Questo non tanto perché l’argomento in sé non m’interessi (mi interessa, eccome), quanto perché nel nostro magnifico belpaese, lo si sa, siamo un popolo di tifosi, allenatori e tuttologi dell’ultim’ora. Nello sport (si ok, di preciso nella sua declinazione nazional-popolare del calcio), esaltiamo in maniera assurda tutte quelle metafore di vita che un po’ costituiscono il nostro oggetto di frustrazione quotidiana. Il risultato molto semplice è che quando si parla di sport, non lo si riesce mai a fare restituendo allo sport stesso la sua reale dimensione e dignità. Sia essa umana che, semplicemente, narrativa.

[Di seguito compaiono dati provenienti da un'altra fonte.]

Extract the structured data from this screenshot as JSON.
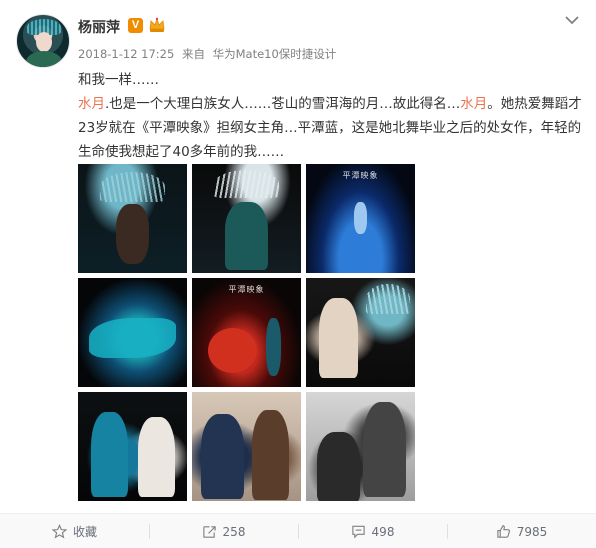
{
  "post": {
    "user_name": "杨丽萍",
    "verified_mark": "V",
    "meta": {
      "time": "2018-1-12 17:25",
      "source_prefix": "来自",
      "device": "华为Mate10保时捷设计"
    },
    "text": {
      "line1": "和我一样……",
      "hl1": "水月",
      "part2": ".也是一个大理白族女人……苍山的雪洱海的月…故此得名…",
      "hl2": "水月",
      "part3": "。她热爱舞蹈才23岁就在《平潭映象》担纲女主角…平潭蓝，这是她北舞毕业之后的处女作，年轻的生命使我想起了40多年前的我……"
    },
    "photos": [
      {
        "name": "photo-1"
      },
      {
        "name": "photo-2"
      },
      {
        "name": "photo-3",
        "caption": "平潭映象"
      },
      {
        "name": "photo-4"
      },
      {
        "name": "photo-5",
        "caption": "平潭映象"
      },
      {
        "name": "photo-6"
      },
      {
        "name": "photo-7"
      },
      {
        "name": "photo-8"
      },
      {
        "name": "photo-9"
      }
    ]
  },
  "actions": {
    "favorite": "收藏",
    "repost": "258",
    "comment": "498",
    "like": "7985"
  },
  "colors": {
    "highlight": "#eb7350",
    "badge": "#f08c00",
    "meta_text": "#808080",
    "action_text": "#696e78"
  },
  "icons": [
    "chevron-down-icon",
    "star-icon",
    "share-icon",
    "comment-icon",
    "thumbs-up-icon",
    "crown-badge-icon"
  ]
}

Questo mega pippozzo propiziatorio è la classica “conditio sine qua non” per introdurre “La Caduta dei Campioni”, un bellissimo libro curato dalle penne dei ragazzi della redazione di “L’Ultimo Uomo”. Già solo questa frase dovrebbe farci capire di cosa stiamo parlando. Ma farci chi? Io lo so. Magari voi no. Allora mettiamoli questi puntini sulle “i”. L’Ultimo Uomo è una manna, una perla, una chicca per chiunque in Italia ami lo Sport e le letture su di esso: definirlo “blog” sarebbe a mio avviso un po’ riduttivo, perché il progetto editoriale portato avanti con passione e competenza dalle teste che lo animano, è una forma di analisi, narrazione e racconto dello Sport a livelli di qualità assoluti. È, per capirci, quel posto in cui quello Sport di cui prima, quello minacciato nella sua dimensione di essere “in potenza”, non viene ridotto ai minimi termini e trova invece la giusta e meritevole collocazione nella sua celebrazione narrativa.

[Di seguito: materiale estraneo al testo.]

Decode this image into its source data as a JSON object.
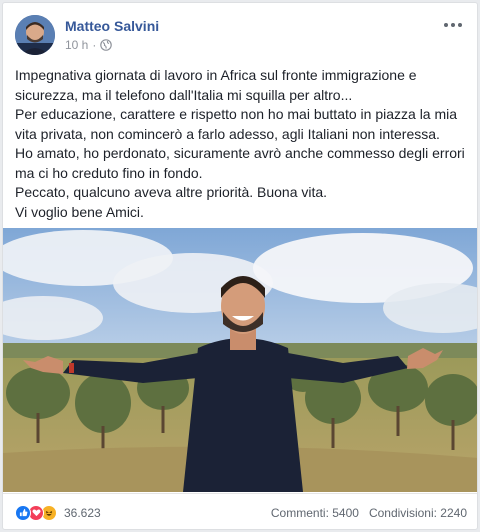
{
  "post": {
    "author": "Matteo Salvini",
    "time": "10 h",
    "separator": "·",
    "privacy_icon": "globe-icon",
    "more_icon": "more-options-icon",
    "text_lines": [
      "Impegnativa giornata di lavoro in Africa sul fronte immigrazione e",
      "sicurezza, ma il telefono dall'Italia mi squilla per altro...",
      "Per educazione, carattere e rispetto non ho mai buttato in piazza la mia",
      "vita privata, non comincerò a farlo adesso, agli Italiani non interessa.",
      "Ho amato, ho perdonato, sicuramente avrò anche commesso degli errori",
      "ma ci ho creduto fino in fondo.",
      "Peccato, qualcuno aveva altre priorità. Buona vita.",
      "Vi voglio bene Amici."
    ]
  },
  "footer": {
    "reactions": [
      "like-icon",
      "love-icon",
      "haha-icon"
    ],
    "reaction_count": "36.623",
    "comments": "Commenti: 5400",
    "shares": "Condivisioni: 2240"
  },
  "colors": {
    "author": "#365899",
    "like": "#1877f2",
    "love": "#f33e58",
    "haha": "#f7b125"
  }
}
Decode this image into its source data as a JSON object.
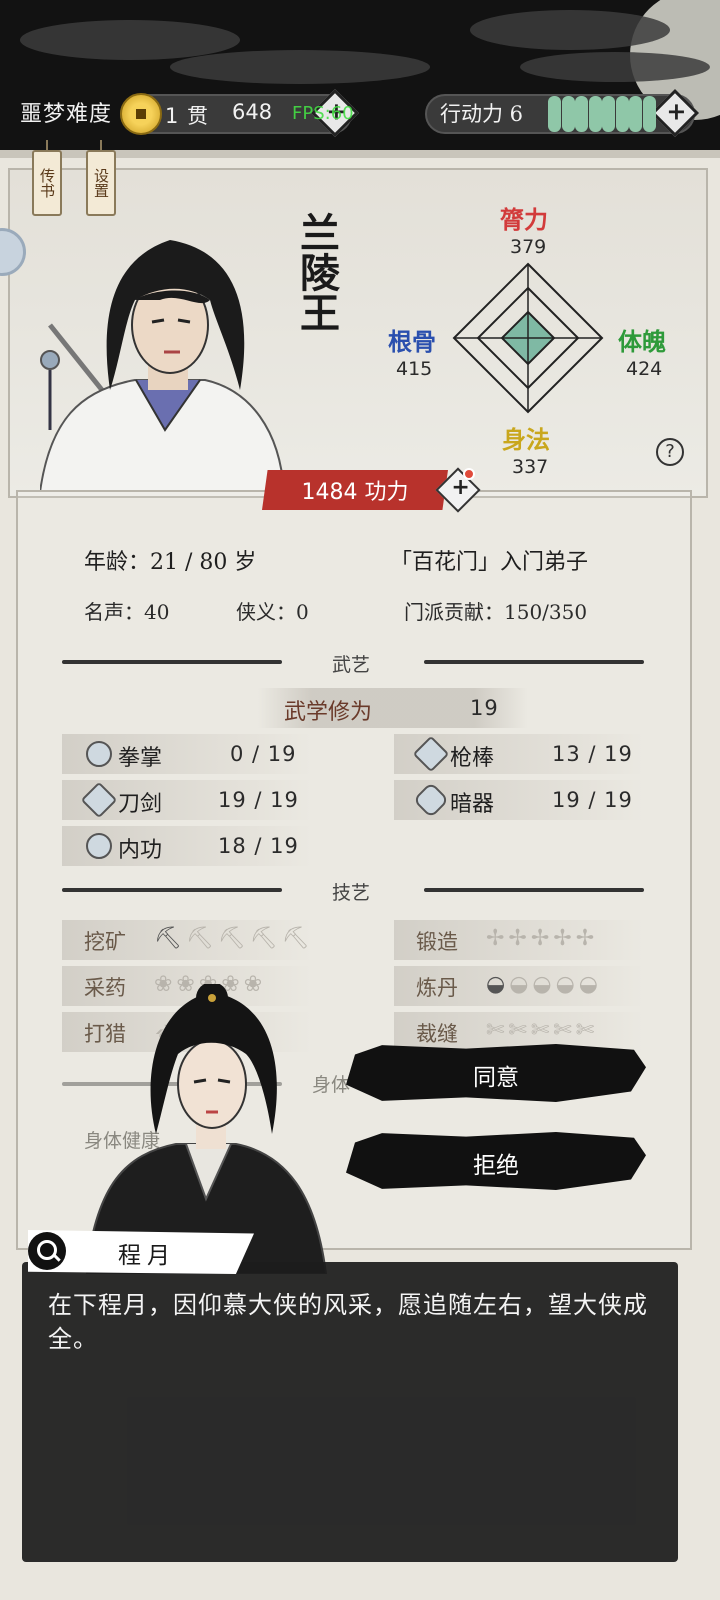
{
  "topbar": {
    "difficulty": "噩梦难度",
    "coins_count": "1 贯",
    "coins_sub": "648",
    "fps_overlay": "FPS:60",
    "action_label": "行动力 6",
    "stamina_filled": 8
  },
  "tassels": {
    "book": "传书",
    "settings": "设置"
  },
  "character": {
    "name": "兰陵王",
    "power": "1484 功力",
    "attributes": {
      "strength": {
        "label": "膂力",
        "value": "379",
        "color": "#d23b3b"
      },
      "constitution": {
        "label": "根骨",
        "value": "415",
        "color": "#2a4fae"
      },
      "physique": {
        "label": "体魄",
        "value": "424",
        "color": "#2e9a3a"
      },
      "agility": {
        "label": "身法",
        "value": "337",
        "color": "#c9a71d"
      }
    }
  },
  "info": {
    "age": "年龄：21 / 80 岁",
    "sect": "「百花门」入门弟子",
    "fame": "名声：40",
    "chivalry": "侠义：0",
    "contribution": "门派贡献：150/350"
  },
  "martial": {
    "section_title": "武艺",
    "cultivation_label": "武学修为",
    "cultivation_value": "19",
    "skills": [
      {
        "label": "拳掌",
        "value": "0 / 19"
      },
      {
        "label": "枪棒",
        "value": "13 / 19"
      },
      {
        "label": "刀剑",
        "value": "19 / 19"
      },
      {
        "label": "暗器",
        "value": "19 / 19"
      },
      {
        "label": "内功",
        "value": "18 / 19"
      }
    ]
  },
  "crafts": {
    "section_title": "技艺",
    "items": [
      {
        "label": "挖矿",
        "level": 1
      },
      {
        "label": "锻造",
        "level": 0
      },
      {
        "label": "采药",
        "level": 0
      },
      {
        "label": "炼丹",
        "level": 1
      },
      {
        "label": "打猎",
        "level": 0
      },
      {
        "label": "裁缝",
        "level": 0
      }
    ]
  },
  "health": {
    "label": "身体健康",
    "partial": "身体"
  },
  "choices": {
    "accept": "同意",
    "reject": "拒绝"
  },
  "dialog": {
    "speaker": "程月",
    "text": "在下程月，因仰慕大侠的风采，愿追随左右，望大侠成全。"
  }
}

Non è un caso che queste storie raccontino tutte di grandi campioni o campionesse che ad un certo punto della loro carriera sono semplicemente “caduti”. Un gesto difficile da associare alla parola “Campione”, una parola che evoca subito la drammaticità di una sconfitta totale ed irrimediabile. Sono racconti che parafrasano esattamente ciò che tutti quanti, almeno una volta nella propria vita, han ricercato nella storia personale di un qualche sportivo: un’ispirazione, un attimo di esaltazione personale o collettiva, un “memento mori” di ciò che oggi puoi avere e un domani non più. Il culto della “caduta”, sopratutto oggi, in quest’epoca in cui il fallimento ha tutte le carte in regola per “fare numeri”, magari con quel pizzico di condimento cringe che ne potrebbe certificare l’immortalità nel neo-realismo dei meme, è cosa difficile da maneggiare senza farlo scadere in una mancanza di rispetto o una grottesca caricatura. Le storie curate da “L’Ultimo Uomo” si collocano perfettamente all’interno di un recinto semantico positivo e propositivo, dove la nostalgia a tratti evocata diventa quella colla necessaria a tenere in piedi il puzzle dalle mille sfaccettature che è la storia personale di ogni atleta raccontato.
Le storie parlano di Adriano, Marco Pantani, Bojan Krki?, R?ta Meilutyt?, George Best, Marat Safin, Antonio Cassano, Paul Gascoigne, Domenico Morfeo e Andrea Bargnani e meritano assolutamente tutte di essere lette, respirate, per ricordarci che si può parlare e raccontare di sport e perché il farlo dovrebbe sempre essere così: una bella metafora in cui tutti, anche solo per qualche briciola, possiamo riconoscerci.